In his book, Constructing the Self, Constructing America: A Cultural History of Pyschotherapy, Philip Cushman (1995) proposed the idea that people are products of specific cultural frameworks shaped by moral understandings and local politics. He also argued that clinicians in the field of psychology are all too eager to demonstrate the universality of the psychological processes such as motivation, perception, and emotion and have ignored the individual in his or her own context. In the zest for universal psychological structures, the social, moral, and political constructs of a person have become a threat or impediment to the clinician who strives for more “objective” and “apolitical” psychotherapeutic or assessment process. However, as assessors working with African-American children, adolescents, and families in foster care and impoverished situations, we have found Cushman’s ideas to be true. It is impossible for the assessment process to remain entirely “apolitical” or “ahistorical.” It is difficult to ignore the fact that there is an extremely inequitable distribution of power between assessor and client that creates a question about social justice right from the start.

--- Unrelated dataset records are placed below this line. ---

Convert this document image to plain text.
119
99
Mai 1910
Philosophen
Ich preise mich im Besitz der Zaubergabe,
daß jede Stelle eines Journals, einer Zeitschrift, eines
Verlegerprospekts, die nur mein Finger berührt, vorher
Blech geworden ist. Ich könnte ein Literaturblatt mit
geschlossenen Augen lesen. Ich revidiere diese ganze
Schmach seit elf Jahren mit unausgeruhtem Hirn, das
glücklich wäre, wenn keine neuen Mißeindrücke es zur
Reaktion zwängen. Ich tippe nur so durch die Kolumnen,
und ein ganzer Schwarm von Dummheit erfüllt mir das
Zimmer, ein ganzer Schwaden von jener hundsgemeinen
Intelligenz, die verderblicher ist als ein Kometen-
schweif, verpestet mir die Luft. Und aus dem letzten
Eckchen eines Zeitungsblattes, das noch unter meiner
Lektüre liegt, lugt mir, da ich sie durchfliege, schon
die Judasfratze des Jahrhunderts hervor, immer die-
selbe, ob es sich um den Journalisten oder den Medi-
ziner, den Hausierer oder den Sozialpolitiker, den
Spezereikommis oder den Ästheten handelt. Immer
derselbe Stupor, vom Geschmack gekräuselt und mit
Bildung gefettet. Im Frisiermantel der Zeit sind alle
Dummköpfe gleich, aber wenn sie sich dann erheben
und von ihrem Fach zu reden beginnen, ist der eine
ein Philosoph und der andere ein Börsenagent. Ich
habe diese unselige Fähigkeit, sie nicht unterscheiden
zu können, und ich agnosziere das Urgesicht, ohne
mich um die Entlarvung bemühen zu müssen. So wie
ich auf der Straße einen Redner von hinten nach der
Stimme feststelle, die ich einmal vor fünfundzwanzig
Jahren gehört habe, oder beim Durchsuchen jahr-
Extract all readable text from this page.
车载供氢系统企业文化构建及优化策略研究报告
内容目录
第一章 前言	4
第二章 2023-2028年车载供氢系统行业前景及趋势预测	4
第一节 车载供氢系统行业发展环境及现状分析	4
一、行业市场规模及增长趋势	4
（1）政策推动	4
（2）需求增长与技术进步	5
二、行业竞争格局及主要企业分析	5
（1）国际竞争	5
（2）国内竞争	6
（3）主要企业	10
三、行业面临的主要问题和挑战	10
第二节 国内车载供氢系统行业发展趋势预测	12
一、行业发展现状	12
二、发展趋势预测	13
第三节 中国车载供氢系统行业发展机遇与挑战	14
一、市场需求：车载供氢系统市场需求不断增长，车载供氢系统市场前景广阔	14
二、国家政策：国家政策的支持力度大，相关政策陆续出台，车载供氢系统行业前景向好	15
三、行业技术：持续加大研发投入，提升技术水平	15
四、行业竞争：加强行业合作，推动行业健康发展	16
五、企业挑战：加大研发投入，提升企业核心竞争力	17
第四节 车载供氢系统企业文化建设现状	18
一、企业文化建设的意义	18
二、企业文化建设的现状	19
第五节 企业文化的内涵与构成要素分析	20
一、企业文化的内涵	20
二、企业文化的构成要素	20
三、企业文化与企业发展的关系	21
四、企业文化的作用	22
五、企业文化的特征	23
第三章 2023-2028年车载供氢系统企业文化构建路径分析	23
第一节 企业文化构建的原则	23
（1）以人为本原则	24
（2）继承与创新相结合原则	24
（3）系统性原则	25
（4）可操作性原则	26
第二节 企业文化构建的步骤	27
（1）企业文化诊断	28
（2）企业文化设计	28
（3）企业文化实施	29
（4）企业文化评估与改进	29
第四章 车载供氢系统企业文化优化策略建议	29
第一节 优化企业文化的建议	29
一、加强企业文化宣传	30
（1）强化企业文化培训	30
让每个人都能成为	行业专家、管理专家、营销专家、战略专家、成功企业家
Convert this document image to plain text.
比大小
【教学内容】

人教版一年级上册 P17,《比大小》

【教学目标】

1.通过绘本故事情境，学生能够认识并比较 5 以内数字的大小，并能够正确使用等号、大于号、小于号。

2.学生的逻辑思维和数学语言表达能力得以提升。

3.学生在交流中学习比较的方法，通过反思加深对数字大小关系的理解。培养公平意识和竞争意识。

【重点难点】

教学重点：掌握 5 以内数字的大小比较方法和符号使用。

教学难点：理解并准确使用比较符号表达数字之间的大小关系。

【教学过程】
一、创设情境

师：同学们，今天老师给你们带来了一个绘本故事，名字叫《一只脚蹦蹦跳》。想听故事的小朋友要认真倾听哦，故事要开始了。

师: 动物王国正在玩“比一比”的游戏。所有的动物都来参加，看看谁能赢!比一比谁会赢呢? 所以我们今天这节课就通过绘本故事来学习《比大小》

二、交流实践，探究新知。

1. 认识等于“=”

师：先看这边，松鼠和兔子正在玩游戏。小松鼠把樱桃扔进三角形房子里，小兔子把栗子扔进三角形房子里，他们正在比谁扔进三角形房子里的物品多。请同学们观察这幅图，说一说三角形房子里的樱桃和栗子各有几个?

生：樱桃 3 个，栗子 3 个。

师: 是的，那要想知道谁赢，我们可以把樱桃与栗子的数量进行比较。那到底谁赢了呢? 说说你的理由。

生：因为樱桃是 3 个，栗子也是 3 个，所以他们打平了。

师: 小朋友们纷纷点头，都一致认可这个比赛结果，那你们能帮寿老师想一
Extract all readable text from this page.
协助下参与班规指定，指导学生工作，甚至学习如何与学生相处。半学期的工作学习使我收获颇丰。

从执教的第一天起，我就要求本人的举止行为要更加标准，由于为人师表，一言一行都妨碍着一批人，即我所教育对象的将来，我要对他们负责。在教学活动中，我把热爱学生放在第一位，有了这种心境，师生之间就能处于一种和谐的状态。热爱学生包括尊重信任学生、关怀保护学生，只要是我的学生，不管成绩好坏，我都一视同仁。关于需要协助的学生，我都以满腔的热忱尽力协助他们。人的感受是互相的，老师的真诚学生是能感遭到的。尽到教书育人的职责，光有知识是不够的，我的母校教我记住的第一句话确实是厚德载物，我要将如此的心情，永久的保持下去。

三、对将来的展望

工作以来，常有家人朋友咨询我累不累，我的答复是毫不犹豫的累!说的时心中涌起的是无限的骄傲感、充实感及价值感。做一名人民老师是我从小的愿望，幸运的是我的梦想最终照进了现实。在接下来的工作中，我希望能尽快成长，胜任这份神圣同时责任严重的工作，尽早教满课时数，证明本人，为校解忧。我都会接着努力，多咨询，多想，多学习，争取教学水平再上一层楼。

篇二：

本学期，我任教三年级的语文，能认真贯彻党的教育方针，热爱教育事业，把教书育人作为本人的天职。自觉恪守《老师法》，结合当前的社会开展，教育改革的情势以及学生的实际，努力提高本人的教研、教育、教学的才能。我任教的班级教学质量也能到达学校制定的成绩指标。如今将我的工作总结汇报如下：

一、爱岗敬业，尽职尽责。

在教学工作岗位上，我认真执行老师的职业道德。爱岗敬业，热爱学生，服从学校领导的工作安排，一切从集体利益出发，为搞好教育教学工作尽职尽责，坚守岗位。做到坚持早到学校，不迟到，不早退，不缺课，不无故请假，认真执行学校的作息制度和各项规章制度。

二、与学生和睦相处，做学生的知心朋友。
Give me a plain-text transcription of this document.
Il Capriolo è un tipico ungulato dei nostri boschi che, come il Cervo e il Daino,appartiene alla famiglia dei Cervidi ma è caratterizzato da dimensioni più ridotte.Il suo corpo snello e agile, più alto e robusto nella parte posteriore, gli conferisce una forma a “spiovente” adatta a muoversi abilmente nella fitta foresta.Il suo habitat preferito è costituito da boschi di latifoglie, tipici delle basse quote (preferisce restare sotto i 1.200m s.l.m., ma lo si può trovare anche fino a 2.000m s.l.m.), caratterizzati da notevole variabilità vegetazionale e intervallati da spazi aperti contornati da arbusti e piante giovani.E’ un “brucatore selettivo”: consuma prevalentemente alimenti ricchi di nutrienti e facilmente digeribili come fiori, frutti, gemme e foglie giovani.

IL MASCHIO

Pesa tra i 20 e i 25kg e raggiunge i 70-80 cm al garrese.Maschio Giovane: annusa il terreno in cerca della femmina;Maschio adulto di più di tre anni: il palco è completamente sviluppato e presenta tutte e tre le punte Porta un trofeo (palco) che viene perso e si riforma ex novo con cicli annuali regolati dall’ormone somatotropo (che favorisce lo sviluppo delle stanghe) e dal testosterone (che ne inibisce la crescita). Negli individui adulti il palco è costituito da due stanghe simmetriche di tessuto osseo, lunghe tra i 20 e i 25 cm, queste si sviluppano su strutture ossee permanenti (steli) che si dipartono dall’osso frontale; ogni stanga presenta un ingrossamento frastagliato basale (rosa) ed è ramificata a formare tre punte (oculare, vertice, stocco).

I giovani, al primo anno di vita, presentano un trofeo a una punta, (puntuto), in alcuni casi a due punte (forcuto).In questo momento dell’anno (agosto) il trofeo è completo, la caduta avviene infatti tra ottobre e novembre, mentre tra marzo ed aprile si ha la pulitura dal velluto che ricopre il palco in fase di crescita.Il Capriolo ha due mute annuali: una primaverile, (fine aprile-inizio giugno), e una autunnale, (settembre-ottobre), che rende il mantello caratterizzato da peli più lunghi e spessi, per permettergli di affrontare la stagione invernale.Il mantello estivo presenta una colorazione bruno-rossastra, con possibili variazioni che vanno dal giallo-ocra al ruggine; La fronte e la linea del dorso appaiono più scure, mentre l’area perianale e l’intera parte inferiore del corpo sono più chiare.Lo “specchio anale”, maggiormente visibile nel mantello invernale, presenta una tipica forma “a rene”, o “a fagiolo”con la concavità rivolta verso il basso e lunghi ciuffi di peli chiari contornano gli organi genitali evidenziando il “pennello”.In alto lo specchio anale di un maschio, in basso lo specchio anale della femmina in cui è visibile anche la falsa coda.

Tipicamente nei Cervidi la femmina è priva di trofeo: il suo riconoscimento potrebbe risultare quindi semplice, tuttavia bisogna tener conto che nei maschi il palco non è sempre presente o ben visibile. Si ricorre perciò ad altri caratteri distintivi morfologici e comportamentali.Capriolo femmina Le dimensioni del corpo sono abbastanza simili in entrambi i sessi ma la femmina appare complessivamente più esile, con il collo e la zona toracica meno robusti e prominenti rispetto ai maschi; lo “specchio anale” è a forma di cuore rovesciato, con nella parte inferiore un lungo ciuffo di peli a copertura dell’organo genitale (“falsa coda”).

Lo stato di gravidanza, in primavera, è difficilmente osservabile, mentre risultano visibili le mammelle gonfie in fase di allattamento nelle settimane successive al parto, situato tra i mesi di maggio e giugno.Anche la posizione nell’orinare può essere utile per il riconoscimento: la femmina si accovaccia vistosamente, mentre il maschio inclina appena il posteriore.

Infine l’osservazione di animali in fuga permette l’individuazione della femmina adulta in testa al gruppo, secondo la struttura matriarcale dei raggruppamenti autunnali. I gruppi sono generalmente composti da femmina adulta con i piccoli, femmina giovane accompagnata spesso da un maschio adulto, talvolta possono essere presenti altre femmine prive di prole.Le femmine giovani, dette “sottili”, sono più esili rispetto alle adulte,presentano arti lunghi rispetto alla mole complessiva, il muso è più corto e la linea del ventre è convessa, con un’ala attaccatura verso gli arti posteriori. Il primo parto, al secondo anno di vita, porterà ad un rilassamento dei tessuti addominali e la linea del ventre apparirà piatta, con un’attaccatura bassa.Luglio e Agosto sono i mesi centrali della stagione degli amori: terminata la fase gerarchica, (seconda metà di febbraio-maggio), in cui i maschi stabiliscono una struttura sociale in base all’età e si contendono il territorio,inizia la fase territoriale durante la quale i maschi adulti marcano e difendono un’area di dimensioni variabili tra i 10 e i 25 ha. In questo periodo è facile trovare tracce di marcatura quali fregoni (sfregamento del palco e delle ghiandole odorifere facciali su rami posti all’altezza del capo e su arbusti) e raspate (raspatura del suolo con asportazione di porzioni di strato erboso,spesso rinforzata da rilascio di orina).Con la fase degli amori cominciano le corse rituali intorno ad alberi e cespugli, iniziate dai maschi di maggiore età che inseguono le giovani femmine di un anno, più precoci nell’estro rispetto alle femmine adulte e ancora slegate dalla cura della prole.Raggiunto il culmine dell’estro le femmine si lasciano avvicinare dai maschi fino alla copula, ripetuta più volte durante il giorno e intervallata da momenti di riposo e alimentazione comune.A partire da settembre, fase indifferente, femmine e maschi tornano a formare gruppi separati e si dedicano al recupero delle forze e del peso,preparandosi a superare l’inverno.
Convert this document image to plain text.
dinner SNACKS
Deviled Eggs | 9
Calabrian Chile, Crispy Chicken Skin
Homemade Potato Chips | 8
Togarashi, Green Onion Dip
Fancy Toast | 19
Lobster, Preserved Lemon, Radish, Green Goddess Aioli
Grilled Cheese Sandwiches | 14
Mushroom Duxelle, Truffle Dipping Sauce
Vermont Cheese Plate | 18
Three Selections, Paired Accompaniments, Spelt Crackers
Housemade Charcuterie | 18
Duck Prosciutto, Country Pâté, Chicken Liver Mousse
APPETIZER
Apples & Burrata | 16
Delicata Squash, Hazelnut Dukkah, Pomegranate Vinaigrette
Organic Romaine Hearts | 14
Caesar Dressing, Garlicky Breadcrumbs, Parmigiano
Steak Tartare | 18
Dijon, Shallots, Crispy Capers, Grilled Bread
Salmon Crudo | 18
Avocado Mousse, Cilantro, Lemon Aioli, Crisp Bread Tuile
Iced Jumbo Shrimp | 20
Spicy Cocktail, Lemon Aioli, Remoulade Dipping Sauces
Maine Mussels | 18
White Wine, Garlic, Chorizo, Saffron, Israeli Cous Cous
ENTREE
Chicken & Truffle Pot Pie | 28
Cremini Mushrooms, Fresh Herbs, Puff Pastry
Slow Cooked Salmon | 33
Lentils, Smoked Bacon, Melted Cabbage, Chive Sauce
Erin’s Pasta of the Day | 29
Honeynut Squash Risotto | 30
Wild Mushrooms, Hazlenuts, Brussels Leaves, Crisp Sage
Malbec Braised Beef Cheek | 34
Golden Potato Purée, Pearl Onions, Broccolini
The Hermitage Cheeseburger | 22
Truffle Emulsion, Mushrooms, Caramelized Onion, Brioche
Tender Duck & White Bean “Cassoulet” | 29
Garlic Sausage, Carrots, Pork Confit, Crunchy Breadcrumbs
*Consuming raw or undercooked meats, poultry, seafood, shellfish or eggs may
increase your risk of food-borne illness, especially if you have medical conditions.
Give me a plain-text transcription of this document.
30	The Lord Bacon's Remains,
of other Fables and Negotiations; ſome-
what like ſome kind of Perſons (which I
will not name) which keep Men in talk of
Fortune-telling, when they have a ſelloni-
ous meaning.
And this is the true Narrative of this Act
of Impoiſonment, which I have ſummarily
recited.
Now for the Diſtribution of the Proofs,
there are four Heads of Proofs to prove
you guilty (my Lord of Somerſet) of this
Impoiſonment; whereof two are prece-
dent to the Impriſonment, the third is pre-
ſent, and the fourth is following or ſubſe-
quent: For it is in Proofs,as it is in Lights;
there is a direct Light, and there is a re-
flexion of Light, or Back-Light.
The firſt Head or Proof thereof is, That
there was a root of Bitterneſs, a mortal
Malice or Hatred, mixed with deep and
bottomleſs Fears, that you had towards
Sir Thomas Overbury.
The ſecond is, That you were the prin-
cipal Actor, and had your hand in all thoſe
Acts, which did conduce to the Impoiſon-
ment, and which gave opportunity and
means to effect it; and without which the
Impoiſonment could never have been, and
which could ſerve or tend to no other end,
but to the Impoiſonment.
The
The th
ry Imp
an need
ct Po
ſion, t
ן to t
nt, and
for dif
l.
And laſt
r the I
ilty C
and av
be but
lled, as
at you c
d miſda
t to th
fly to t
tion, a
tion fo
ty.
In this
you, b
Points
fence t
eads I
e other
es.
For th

Race, ethnicity, social class, education, age, and language are just some of the ways that the assessor or therapist often differs from their clients and their families, therefore the question becomes how to hold onto the differences while not missing the similarities. This chapter will look at what happens when cultural, political, and social justice issues emerge in the assessment process through two case studies. As the assessments by design often strongly impact a person’s treatment at the very least, we look at how the social and political can be reintegrated into the assessment process. As Samuda (1975/1998) pointed out so long ago, assessments can be very damaging to minorities if the tests are not normed on a sample that is representative of the person being tested as well as if the interpretation does not take environmental factors into account.